Auch im Krieg arbeitet die ukrainische Rada weiter - allerdings weitgehend geheim. Zu debattieren gibt es ohnehin wenig.

Von Florian Hassel, Kiew

Julija Klymenko erinnert sich gut, wann sie Präsident Wolodimir Selenskij das letzte Mal getroffen hat: zwei Tage vor dem Beginn des russischen Überfalls auf die Ukraine. "Der Präsident lud an diesem 22. Februar 2022 die Fraktionsführer des Parlaments ein, um sie über die jüngsten Geheimdiensterkenntnisse und den mutmaßlich bevorstehenden Angriff auf die Ukraine zu informieren", sagt Klymenko, Vize-Chefin der liberalen Holos-Fraktion in der Rada, dem ukrainischen Parlament. Man trifft sie an einem Frühherbstmorgen in einem Café auf Kiews Prachtstraße Chreschtschatyk.

Seit Kriegsbeginn hat die Abgeordnete den Präsidenten nur noch bei offiziellen Anlässen im Parlament gesehen, etwa als er dort am 28. Juni 2023 zum Verfassungstag sprach. "Es sollte anders sein. Selenskij ist kein König, er sollte regelmäßig mit allen Parteien im Parlament sprechen", sagt die Abgeordnete.

Die Rada hat im Krieg weitergearbeitet, russischen Angriffen mit Raketen und Drohnen auf Kiew zum Trotz. "Wir halten unsere Ausschusssitzungen ab, die Fraktionsführer besprechen sich mit dem Parlamentspräsidenten, alle zwei Wochen treffen wir uns für die Abstimmungen im Großen Saal des Parlaments", beschreibt Klymenko. "2022 haben wir fast nur mit dem Krieg verbundene Gesetze beschlossen; in diesem Jahr auch andere Gesetze, etwa solche, die von der EU vor Eröffnung von Beitrittsverhandlungen verlangt werden."

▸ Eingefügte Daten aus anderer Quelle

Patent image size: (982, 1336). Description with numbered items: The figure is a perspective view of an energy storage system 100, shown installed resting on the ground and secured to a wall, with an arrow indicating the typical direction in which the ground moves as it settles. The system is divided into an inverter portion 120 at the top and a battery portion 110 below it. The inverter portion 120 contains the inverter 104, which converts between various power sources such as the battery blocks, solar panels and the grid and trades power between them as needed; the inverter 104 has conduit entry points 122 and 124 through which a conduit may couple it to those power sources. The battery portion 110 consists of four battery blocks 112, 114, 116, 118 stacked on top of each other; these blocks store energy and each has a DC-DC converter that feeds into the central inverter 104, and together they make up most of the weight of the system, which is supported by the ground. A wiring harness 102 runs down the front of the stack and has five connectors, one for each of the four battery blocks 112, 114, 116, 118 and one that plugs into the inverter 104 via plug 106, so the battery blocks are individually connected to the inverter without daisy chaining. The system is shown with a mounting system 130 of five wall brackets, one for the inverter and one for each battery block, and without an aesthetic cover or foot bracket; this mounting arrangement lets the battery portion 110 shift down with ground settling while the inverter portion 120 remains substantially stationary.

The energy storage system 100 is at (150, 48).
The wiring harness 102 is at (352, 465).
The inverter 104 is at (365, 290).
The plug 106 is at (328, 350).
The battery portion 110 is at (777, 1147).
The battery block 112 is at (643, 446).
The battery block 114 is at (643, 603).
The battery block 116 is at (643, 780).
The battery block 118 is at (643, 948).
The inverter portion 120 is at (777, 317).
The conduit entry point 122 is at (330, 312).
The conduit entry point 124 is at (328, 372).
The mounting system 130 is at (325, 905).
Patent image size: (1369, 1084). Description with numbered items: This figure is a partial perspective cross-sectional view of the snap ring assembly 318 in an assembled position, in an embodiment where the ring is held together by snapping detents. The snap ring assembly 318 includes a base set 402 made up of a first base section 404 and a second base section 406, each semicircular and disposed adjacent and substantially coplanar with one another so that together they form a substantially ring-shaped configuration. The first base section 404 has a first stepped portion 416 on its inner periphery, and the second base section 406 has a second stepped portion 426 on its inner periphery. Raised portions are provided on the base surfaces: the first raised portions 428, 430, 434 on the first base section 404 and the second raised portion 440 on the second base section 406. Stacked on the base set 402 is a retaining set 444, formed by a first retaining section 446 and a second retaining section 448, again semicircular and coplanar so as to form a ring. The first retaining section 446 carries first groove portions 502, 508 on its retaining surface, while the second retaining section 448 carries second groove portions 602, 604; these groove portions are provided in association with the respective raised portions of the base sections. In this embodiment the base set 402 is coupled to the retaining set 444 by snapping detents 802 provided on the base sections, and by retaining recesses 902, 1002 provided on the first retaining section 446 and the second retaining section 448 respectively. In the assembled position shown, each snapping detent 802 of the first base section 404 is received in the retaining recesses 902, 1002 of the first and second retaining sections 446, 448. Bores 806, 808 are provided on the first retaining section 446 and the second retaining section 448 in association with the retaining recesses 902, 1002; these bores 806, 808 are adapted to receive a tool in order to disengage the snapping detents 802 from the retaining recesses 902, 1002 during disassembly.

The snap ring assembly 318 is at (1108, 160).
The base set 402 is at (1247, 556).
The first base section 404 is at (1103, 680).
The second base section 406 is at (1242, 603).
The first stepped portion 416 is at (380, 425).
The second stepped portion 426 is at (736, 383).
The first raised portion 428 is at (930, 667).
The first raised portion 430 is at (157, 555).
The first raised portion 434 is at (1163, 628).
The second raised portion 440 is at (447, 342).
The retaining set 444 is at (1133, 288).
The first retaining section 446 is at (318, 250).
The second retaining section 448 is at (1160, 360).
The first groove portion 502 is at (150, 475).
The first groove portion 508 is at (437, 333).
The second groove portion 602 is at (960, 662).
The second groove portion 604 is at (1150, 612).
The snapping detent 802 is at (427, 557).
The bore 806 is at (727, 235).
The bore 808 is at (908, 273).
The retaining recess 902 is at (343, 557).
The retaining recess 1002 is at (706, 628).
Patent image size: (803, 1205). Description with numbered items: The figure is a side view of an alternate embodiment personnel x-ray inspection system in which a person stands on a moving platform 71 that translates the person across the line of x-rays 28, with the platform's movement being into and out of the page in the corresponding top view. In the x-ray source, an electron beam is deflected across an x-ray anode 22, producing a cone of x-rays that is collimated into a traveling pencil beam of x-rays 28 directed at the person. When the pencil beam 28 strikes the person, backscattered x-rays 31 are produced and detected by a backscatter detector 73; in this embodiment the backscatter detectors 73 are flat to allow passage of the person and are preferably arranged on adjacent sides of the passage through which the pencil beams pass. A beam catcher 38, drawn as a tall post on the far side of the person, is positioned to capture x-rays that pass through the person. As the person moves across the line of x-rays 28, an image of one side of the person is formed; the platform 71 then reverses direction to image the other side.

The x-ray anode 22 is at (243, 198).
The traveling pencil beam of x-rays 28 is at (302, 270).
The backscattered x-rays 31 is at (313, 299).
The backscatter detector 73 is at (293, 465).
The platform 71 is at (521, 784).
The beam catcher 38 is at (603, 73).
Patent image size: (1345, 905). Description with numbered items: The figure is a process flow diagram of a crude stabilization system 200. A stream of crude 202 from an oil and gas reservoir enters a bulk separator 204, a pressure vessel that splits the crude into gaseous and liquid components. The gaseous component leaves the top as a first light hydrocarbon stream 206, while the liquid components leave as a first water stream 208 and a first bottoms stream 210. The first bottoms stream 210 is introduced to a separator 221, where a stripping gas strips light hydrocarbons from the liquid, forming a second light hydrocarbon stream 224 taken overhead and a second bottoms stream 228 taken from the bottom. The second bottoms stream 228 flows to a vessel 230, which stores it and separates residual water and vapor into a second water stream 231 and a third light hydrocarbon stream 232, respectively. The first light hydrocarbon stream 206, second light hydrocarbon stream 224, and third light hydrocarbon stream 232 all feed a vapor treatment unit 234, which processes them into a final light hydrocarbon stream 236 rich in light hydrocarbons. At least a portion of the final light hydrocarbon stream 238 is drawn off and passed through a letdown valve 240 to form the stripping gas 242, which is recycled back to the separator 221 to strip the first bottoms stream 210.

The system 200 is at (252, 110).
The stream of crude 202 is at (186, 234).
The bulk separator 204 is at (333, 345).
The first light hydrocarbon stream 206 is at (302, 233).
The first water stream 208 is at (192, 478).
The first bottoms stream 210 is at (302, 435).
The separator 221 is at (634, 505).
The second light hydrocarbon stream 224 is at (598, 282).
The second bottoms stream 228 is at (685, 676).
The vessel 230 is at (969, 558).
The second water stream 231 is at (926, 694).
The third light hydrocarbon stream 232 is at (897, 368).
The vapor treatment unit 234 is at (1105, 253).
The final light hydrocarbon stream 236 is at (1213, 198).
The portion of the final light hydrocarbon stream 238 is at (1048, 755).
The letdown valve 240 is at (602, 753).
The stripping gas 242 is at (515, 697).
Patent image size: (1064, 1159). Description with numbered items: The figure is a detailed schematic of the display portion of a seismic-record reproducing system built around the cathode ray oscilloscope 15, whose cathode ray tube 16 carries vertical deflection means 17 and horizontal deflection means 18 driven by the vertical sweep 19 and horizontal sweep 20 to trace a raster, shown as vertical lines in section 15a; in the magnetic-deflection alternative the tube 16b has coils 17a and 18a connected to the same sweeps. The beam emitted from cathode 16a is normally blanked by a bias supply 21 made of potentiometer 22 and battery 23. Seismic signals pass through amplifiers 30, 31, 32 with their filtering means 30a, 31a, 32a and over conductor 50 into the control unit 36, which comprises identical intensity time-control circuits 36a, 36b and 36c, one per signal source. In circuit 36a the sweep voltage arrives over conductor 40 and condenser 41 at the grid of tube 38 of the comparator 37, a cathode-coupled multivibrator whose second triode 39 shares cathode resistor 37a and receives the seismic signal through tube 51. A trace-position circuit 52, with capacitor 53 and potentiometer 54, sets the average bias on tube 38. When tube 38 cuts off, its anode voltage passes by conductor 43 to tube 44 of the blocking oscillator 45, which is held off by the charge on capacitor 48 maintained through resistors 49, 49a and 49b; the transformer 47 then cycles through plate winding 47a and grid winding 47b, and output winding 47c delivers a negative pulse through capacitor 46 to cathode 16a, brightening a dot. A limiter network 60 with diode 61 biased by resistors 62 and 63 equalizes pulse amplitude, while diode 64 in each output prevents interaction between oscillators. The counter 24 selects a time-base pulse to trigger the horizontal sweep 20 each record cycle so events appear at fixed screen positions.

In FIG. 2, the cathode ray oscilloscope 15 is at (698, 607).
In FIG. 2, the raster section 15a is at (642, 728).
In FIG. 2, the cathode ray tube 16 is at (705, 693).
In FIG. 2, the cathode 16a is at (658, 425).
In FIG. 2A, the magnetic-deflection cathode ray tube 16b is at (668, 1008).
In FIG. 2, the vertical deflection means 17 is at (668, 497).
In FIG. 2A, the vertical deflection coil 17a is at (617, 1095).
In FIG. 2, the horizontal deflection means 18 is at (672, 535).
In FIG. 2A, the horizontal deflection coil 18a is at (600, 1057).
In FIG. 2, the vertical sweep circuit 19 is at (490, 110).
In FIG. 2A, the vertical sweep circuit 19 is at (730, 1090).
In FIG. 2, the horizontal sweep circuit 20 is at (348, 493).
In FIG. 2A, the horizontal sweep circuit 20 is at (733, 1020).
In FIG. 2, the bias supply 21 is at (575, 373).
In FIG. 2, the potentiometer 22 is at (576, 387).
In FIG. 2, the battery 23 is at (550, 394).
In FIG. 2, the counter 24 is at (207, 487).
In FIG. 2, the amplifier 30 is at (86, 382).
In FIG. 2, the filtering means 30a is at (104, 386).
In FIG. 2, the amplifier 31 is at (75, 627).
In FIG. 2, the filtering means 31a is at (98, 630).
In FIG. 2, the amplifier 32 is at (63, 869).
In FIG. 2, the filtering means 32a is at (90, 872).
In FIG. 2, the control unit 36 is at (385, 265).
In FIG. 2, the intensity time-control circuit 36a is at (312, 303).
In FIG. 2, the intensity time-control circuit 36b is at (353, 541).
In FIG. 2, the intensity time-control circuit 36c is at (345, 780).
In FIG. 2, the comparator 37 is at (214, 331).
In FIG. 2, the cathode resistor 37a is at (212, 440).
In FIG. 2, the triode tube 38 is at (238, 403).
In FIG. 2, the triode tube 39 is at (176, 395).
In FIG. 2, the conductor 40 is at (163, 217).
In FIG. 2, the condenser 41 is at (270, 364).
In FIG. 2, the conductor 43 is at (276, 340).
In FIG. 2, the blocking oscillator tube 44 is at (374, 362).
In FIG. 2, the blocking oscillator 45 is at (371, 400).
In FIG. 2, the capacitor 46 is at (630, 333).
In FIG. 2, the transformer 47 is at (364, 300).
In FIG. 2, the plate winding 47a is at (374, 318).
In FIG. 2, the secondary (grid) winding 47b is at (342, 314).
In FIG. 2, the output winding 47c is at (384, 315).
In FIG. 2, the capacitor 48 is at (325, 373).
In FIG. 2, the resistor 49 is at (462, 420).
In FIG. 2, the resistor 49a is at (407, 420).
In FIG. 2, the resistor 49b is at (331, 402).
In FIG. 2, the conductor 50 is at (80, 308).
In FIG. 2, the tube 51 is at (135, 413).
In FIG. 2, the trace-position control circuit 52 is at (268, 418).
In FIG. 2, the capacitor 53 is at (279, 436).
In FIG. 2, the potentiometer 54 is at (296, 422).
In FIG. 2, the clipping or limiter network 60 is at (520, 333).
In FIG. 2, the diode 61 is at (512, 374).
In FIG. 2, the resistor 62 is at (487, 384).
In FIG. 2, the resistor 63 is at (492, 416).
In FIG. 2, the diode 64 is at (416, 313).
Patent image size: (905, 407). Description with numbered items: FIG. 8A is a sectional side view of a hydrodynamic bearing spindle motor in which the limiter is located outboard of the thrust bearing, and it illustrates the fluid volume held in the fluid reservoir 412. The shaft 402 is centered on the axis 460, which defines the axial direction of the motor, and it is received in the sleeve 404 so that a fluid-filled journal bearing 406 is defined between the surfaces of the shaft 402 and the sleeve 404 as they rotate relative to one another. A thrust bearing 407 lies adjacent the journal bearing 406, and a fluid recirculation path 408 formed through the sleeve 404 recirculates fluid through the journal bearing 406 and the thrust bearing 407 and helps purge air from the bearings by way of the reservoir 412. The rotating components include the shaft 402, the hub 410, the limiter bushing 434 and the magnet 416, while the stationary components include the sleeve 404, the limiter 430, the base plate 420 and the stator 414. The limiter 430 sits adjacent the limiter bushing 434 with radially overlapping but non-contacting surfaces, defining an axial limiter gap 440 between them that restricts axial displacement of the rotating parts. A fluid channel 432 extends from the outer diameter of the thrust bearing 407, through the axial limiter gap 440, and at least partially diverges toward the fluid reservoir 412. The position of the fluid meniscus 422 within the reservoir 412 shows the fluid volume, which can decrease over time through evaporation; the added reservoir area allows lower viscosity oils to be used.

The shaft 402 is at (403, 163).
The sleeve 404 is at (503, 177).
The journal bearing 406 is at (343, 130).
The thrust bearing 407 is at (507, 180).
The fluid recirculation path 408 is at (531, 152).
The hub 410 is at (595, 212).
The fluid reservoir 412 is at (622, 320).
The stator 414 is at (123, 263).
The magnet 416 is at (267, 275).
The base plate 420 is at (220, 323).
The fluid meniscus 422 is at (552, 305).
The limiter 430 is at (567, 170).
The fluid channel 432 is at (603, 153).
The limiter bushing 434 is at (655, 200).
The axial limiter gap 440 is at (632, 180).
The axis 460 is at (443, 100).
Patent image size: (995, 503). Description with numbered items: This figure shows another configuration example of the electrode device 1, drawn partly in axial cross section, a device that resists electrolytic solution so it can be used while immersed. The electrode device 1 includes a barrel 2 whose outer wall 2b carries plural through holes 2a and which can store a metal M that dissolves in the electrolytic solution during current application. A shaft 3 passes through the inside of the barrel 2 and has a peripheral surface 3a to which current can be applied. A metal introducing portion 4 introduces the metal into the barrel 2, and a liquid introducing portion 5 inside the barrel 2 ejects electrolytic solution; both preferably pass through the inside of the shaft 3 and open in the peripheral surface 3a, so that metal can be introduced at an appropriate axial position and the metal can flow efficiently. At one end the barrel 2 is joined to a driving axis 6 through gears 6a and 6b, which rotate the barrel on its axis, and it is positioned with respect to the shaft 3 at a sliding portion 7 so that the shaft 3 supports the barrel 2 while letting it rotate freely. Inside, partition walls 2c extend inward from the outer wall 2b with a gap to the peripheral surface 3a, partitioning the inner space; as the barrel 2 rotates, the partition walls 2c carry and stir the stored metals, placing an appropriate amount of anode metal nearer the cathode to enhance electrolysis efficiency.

"Abstimmungsmaschine mit Knöpfen"

Traditionell verfügte kein ukrainischer Präsident über eine eigene Mehrheit, sondern musste sich die Unterstützung für die Gesetze seiner Regierung unter den oft scharf konkurrierenden Parlamentsparteien zusammensuchen. Doch seit Wolodimir Selenskij 2019 Präsident wurde und auch das Parlament neu wählen ließ, hat er mit seiner Partei "Diener des Volkes" die Rada mit absoluter Mehrheit dominiert, auch mithilfe des von seiner Partei gestellten Parlamentspräsidenten Ruslan Stefantschuk. Die Dominanz des Präsidenten verstärkte sich seit Beginn des russischen Überfalls noch, und was im Parlament beschlossen wird, erfährt die Öffentlichkeit oft erst hinterher.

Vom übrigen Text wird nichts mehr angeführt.